La speranza, che ancora alberga nei cuori di tanti italo-argentini, è che Mattarella possa, nel modo che ritiene più opportuno, interessarsi della vicenda. L'agenzia di stampa Askanews ha ricostruito i tentativi degli ultimi mesi che sono stati compiuti per informare il Capo dello Stato e i vertici diplomatici e governativi. Un primo approccio s'è tentato a maggio scorso quando Mattarella è stato a Buenos Aires dove ha incontrato Macri (nella foto sotto a sinistra) in visita ufficiale. Ma non si è riusciti a consegnare alcuno scritto. Ad aprile una persona di Palermo s'è impegnata a consegnarne copia a Mattarella. Il 20 giugno la stessa lettera (con copia di quella già inoltrata a Macri) è stata consegnata personalmente "in un settore riservato del Quirinale" riferiscono fonti argentine esibendo una copia della ricevuta. Più di una volta sono state mandate mail all`indirizzo ufficiale della segreteria del Quirinale (servizi.quirinale.it/webmail).

Il 14 settembre scorso Mario Chiesa ha scritto una lettera all`ambasciatrice italiana a Buenos Aires, Teresa Castaldo, inviandone copia alle massime cariche dello Stato: il Presidente della Repubblica, il Presidente del Senato, il Ministero dei Beni Culturali. Sei giorni dopo la stessa lettera è stata inviata direttamente al Quirinale richiamando la mozione del Senato in difesa delle statue di Colombo vandalizzate negli Stati Uniti. Il 2 ottobre una copia cartacea della stessa è stata spedita in plico a Mattarella da un ufficio postale di Roma. Il 12 ottobre, a rivolgere un appello al Capo dello Stato è Marcelo Pacifico, presidente dell`Associazione nazionale italiana fondata il 25 marzo 1861.

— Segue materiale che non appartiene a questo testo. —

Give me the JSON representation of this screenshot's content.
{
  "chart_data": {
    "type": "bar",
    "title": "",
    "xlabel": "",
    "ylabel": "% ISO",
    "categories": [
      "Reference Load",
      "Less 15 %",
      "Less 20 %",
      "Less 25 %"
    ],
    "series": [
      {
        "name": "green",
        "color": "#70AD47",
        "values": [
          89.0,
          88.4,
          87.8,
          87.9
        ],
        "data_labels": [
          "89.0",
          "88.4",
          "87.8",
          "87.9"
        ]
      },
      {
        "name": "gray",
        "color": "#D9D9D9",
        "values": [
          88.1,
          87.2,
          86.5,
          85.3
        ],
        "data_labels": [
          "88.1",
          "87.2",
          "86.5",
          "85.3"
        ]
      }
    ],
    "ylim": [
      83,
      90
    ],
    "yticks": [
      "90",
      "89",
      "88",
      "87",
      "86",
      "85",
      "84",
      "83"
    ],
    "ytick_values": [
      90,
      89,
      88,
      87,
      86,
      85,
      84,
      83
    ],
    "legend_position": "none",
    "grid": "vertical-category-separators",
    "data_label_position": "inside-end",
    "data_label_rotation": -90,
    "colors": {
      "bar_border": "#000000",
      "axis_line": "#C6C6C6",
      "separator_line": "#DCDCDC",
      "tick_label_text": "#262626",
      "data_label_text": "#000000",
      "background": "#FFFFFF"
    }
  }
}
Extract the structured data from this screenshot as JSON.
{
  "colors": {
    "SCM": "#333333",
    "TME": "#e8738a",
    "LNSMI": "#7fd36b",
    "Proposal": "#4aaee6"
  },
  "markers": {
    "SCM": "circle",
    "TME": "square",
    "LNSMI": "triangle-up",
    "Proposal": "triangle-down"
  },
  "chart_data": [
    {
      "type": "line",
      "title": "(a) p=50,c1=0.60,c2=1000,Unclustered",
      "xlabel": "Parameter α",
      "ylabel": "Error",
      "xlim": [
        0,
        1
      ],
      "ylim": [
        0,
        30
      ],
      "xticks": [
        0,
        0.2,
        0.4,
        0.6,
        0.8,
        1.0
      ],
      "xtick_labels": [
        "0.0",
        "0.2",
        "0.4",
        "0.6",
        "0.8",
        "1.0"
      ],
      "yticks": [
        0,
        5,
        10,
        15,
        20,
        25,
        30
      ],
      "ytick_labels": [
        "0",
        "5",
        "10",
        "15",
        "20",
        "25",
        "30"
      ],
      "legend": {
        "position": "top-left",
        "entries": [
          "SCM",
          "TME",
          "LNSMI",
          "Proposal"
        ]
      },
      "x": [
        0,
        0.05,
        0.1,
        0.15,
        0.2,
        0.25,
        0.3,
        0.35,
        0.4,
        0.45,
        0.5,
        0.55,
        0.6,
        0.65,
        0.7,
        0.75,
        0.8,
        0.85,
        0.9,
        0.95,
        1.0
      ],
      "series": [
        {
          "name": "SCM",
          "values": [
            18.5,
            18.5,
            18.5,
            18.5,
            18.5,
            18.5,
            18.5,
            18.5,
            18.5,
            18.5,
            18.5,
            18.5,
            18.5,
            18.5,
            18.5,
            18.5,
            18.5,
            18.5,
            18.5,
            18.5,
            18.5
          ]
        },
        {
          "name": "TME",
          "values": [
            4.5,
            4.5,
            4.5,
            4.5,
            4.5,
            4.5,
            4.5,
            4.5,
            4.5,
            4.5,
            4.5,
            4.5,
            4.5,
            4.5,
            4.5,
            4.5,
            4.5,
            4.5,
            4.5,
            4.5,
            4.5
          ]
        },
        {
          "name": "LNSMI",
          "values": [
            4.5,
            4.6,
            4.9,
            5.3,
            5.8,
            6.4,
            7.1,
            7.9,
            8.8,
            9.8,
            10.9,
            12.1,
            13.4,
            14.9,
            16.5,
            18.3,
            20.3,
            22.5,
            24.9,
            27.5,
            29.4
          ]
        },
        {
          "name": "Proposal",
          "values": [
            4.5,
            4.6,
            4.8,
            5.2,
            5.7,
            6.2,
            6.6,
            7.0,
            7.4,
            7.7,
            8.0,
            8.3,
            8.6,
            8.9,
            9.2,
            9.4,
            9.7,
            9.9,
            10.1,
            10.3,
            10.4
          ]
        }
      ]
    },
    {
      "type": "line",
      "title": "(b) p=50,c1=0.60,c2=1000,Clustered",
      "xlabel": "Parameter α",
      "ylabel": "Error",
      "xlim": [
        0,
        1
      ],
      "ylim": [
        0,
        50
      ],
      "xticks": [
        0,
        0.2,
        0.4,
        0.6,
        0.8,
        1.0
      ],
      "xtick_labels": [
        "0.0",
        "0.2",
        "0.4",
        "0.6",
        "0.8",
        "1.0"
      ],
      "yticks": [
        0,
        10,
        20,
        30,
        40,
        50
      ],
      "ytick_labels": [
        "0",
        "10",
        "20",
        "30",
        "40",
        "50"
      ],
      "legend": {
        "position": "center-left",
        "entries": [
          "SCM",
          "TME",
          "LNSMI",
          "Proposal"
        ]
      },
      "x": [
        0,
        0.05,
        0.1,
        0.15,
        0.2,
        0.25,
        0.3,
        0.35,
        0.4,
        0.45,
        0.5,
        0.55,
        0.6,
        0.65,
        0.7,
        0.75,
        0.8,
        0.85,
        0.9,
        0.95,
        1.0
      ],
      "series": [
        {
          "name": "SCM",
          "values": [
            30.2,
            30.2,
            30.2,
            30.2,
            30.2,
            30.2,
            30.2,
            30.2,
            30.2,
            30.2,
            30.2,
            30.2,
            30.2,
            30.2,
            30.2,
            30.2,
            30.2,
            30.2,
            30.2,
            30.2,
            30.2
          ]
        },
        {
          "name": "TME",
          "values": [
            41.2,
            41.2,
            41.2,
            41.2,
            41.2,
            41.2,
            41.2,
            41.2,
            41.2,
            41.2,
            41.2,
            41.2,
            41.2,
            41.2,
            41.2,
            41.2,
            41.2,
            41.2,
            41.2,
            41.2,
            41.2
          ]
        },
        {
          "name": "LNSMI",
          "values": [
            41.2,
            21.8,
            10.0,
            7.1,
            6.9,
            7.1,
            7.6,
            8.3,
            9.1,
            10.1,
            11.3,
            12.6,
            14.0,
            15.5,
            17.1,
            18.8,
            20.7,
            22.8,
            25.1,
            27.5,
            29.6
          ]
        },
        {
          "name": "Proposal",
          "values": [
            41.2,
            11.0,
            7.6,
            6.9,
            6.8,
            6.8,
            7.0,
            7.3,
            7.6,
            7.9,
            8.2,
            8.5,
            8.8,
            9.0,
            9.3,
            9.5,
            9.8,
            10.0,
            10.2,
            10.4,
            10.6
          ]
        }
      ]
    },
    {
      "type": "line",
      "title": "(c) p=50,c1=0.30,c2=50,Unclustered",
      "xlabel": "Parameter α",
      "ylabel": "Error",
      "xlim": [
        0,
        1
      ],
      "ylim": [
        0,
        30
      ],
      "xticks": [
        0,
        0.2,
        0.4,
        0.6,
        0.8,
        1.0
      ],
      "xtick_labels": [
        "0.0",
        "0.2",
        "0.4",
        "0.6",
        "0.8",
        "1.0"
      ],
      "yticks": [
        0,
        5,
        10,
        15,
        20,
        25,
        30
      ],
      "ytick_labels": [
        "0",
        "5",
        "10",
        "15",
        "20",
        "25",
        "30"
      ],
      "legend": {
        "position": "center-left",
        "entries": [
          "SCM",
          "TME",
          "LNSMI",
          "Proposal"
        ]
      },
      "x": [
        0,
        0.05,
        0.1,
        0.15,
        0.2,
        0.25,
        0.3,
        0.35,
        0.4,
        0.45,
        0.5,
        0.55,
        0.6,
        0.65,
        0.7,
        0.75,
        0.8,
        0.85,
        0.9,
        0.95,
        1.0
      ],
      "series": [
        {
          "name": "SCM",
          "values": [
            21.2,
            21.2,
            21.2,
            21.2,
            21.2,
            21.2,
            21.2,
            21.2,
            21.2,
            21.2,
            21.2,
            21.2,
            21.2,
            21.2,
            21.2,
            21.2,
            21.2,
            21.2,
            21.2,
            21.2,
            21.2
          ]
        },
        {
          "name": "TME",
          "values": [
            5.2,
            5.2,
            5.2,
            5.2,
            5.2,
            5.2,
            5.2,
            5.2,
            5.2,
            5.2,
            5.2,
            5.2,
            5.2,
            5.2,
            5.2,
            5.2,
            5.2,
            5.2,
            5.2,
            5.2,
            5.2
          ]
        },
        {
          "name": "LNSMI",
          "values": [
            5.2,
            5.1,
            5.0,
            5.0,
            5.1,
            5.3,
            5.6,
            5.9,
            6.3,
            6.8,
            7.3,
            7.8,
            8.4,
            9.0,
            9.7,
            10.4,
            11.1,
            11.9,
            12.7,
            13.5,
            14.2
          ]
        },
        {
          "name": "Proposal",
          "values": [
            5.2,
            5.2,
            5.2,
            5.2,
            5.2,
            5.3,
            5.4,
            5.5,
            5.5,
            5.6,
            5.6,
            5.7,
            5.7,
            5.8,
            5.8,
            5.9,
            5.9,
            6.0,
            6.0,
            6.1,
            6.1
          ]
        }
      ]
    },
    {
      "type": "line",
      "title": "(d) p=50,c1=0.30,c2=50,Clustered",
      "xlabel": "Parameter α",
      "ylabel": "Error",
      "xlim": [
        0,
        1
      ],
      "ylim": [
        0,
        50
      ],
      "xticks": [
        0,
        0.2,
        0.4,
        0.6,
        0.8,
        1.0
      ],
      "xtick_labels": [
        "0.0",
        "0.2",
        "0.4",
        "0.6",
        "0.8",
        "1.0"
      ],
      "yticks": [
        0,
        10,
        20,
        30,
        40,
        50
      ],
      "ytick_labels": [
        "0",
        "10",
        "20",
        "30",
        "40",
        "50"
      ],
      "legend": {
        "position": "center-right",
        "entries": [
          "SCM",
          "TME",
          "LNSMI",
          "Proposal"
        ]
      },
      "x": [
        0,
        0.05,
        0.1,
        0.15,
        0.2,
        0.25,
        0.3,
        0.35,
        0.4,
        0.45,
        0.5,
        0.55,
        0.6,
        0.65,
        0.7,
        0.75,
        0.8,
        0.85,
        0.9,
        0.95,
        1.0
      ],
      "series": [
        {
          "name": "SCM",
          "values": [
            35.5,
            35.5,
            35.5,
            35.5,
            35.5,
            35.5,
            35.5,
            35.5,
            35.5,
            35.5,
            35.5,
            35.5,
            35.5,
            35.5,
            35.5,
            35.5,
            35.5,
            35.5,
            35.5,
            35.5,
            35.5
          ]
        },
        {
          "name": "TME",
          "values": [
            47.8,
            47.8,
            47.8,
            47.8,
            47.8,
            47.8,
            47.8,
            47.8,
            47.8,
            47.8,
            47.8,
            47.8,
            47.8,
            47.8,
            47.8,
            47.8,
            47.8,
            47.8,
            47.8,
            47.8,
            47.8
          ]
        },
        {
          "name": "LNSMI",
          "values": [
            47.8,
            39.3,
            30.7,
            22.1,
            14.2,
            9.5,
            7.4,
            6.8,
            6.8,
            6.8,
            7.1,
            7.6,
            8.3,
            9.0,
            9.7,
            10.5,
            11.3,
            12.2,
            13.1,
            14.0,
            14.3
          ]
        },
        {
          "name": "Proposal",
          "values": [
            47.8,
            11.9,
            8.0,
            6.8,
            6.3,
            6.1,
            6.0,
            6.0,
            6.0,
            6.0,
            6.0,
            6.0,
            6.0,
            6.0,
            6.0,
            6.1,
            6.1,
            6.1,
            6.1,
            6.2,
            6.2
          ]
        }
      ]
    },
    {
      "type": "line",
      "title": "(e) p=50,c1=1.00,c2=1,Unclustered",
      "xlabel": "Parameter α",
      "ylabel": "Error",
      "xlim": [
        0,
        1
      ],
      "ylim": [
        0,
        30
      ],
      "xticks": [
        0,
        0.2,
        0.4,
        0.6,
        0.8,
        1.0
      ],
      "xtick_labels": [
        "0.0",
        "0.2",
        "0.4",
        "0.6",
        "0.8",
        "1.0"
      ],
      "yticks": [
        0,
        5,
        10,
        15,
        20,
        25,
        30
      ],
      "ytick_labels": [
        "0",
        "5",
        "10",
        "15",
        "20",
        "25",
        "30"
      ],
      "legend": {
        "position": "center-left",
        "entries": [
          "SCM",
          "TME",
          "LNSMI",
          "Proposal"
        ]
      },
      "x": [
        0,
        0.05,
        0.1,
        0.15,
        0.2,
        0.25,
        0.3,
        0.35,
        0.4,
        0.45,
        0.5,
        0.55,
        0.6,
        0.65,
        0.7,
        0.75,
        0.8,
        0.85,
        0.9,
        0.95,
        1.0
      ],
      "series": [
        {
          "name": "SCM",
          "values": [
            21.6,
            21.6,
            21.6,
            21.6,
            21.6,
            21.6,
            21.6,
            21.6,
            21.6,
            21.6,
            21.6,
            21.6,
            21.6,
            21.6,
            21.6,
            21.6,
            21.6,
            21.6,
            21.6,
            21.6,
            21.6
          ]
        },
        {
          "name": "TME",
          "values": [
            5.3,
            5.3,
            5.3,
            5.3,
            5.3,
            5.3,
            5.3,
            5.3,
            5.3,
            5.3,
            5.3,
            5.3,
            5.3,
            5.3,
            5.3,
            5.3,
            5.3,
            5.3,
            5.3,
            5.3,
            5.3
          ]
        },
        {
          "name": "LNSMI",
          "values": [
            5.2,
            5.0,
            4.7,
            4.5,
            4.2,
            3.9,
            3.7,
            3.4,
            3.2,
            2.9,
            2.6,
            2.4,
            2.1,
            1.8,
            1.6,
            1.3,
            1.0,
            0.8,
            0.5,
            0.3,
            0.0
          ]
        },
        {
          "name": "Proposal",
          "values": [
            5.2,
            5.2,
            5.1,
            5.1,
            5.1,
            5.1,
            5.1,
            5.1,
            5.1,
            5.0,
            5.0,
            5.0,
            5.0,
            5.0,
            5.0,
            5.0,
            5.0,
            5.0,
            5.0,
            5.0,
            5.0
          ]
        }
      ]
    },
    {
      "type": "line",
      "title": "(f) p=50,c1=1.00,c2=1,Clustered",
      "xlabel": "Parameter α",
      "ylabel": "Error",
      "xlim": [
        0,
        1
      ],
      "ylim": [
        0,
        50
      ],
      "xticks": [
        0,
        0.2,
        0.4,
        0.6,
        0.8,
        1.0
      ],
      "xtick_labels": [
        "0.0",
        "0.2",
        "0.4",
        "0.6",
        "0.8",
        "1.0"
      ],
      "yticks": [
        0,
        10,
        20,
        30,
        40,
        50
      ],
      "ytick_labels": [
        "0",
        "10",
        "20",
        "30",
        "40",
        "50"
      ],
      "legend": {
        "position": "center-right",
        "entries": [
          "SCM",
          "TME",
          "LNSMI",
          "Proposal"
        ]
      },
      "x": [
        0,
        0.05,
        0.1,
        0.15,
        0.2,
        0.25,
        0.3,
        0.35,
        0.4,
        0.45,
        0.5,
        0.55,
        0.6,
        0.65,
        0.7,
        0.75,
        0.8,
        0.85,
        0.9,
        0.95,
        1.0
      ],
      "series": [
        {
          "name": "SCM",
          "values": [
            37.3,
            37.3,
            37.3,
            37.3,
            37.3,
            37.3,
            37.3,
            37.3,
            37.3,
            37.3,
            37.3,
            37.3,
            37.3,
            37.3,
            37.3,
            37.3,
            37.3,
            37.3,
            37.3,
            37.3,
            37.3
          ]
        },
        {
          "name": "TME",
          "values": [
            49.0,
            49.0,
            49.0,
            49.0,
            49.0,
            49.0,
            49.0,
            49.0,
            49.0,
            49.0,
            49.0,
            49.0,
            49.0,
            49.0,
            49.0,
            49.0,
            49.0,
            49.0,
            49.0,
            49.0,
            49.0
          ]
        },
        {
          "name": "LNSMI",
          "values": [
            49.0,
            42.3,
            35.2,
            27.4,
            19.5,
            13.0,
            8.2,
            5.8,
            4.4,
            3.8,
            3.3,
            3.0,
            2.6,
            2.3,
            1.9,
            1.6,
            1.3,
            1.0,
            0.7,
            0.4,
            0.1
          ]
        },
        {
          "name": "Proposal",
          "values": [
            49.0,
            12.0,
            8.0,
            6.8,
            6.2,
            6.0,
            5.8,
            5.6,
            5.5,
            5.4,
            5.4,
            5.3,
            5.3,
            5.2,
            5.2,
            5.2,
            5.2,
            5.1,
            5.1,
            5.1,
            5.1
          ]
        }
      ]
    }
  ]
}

"Arrivati al punto in cui perderemo il nostro Monumento a Cristoforo Colombo, donato dagli emigrati, simbolo dell`italianità in Argentina - scrivono a Mattarella - chiediamo la Sua intervenzione ufficiale per evitare questo danno alla Memoria dei milioni di emigrati che portarono i nostri valori, sentimenti e lotte da questa parte dell`Oceano! Adesso lo si vuole ricostruire sul fiume del Plata, accanto l`Aeroporto metropolitano, ove si deteriorerá in modo irreversibile, dovuto all`ambiente altamente aggressivo per il marmo di Carrara. I monumenti delle altre collettività straniere sono rimasti al loro posto, chiediamo lo stesso per la nostra memoria. Chiediamo rispettosamente il Suo intervento, in modo che il nostro Monumento non sia riassemblato sul fiume, così lontano dal centro storico, e sia riportato al suo sito originale: il Memoriale degli emigrati italiani e dei loro discendenti alla Nazione argentina in piazza Colombo (questa volta scritto come si deve, ndr)".

Per gli italiani di Baires è ancora più paradossale il fatto che la statua della Azurduy sia stata spostata e si trovi ora nel Centro cultural Kirchner. Mentre lì, dove una volta si elevava il monumento donato dai nostri connazionali, si sta procedendo a smembrare anche la cripta in vista di una ristrutturazione dell`intero parco. Il Comitato "Colon en su lugar" ha un suo sito internet, è presente su Facebook (@colonensulugar), Instagram e Youtube. Ha lanciato una petizione su Change.org che ha superato le 10mila firme. Una delle segnalazioni più recenti svela un dettaglio da pochi conosciuto. E` una foto del "Faro del Gianicolo", dono degli immigrati italiani in Argentina alla città di Roma. Esattamente come il Monumento a Colombo è stato donato dagli immigrati e dai loro figli alla città di Buenos Aires. "Entrambi i monumenti sono contemporanei - ricorda la citazione - entrambi regalati da immigrati, entrambi si ergono in luoghi di privilegio nella città". O, meglio, entrambi erano in luoghi di privilegio. Il faro del Gianicolo è al suo posto. A quasi 15mila chilometri di distanza, nella capitale argentina, il complesso monumentale dedicato a Colombo è abbandonato vicino al Rio de la Plata mentre tutti i monumenti dono di immigrati spagnoli e tedeschi sono al loro posto. La questione è comunque all'attenzione degli uffici del Quirinale.